Bevor ich hier weiter eine Geschichte mit Finanzbezug erzähle, weise ich darauf hin, dass ich so gar kein Finanzexperte bin, sondern nur eine Privatperson, die sich für ihre eigene Altersvorsorge und andere Finanzthemen interessiert, daher solides Halbwissen anhäuft und dabei auf seinen mehr oder weniger gesunden Menschenverstand vertraut und hin und wieder einen Rechner programmiert.

Es sei Luise eine 51-jährige Sachbearbeiterin im Bereich datengetriebener mathematischer Modelle für die Automatisierung der Produktionsprozesse mittelständischer Maschinenbauer. Sie habe ein ETF Portfolio im Wert von 433754 Euro erwirtschaftet und möchte die Rendite als passives Einkommen entnehmen. Ihre Nachkommen seien verwöhnt und gierig. Daher möchte Luise lieber mehr Geld selber nachhaltig verkonsumieren und den zu vererbenden Betrag nicht unnötig in die Höhe treiben. Welchen Betrag kann Luise jeden Monat entnehmen ohne ihr Portfolio schnell zu verkonsumieren? Wie so oft lautet die Antwort: “It depends.” Wir schauen uns dazu zwei Szenarien an. Diese und noch mehr lassen sich mit unserem Rechner simulieren.
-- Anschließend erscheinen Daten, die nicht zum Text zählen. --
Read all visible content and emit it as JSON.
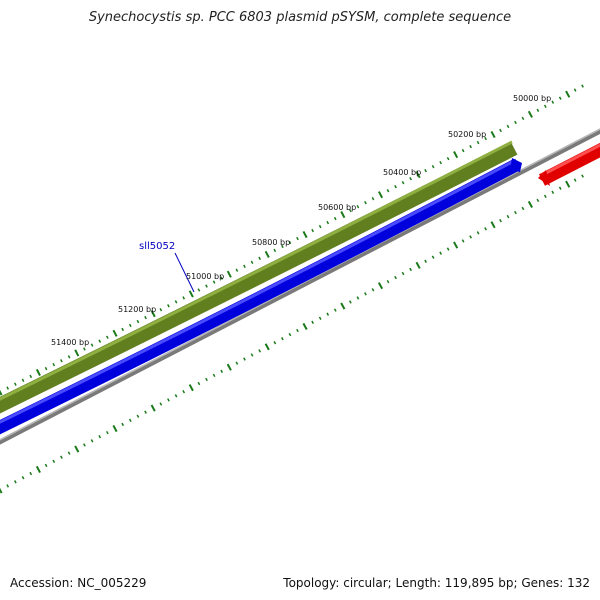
{
  "title": "Synechocystis sp. PCC 6803 plasmid pSYSM, complete sequence",
  "footer": {
    "accession": "Accession: NC_005229",
    "summary": "Topology: circular; Length: 119,895 bp; Genes: 132"
  },
  "ruler_labels": [
    "50000 bp",
    "50200 bp",
    "50400 bp",
    "50600 bp",
    "50800 bp",
    "51000 bp",
    "51200 bp",
    "51400 bp"
  ],
  "gene_label": "sll5052",
  "colors": {
    "tick": "#1a7a1a",
    "feature_olive": "#6b8e23",
    "feature_blue": "#0000ee",
    "feature_red": "#ee0000",
    "backbone": "#808080",
    "gene_label": "#0000c0"
  }
}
Das Worst-Case-Szenario ist der frühe Crash

Wenn es direkt zu Beginn der Entnahmephase zu einem Crash von Luises ETF-Portfolios kommt, werden ihre Ersparnisse deutlich schneller aufgebraucht sein. Wir sehen im folgenden Plot zwei Kursverläufe mit sehr ähnlicher jährlicher Rendite von ca. 7%. Der Verlauf Early Crash crashed direkt am Anfang und holt dann auf. Die andere simulierte Zeitreihe namens Wobble crasht nicht am Anfang wabert aber später etwas mehr vor sich hin.

Die Zeitachse ist übrigens Willkür unsererseits. Luise kann jeden Monat 1200 Euro entnehmen und wird im Worst-Case*Das ist nur ungefähr der Worst case. Sieht aber realistischer aus als der echte Worst-Case. Early Crash nach 30 Jahren den finalen Wert von fast 420000 Euro erhalten. Im Wobble-Szenario hat sich ihr initiales Kapital trotz Entnahme von 1200 Euro pro Monat nach 30 Jahren dagegen mehr als vervierfacht. Wobblend kann Luise sogar 2400 Euro entnehmen und nach 30 Jahren immernoch mit schwarze Zahlen schreiben. Die genauen Zahlen sind in der folgenden Tabelle zu finden.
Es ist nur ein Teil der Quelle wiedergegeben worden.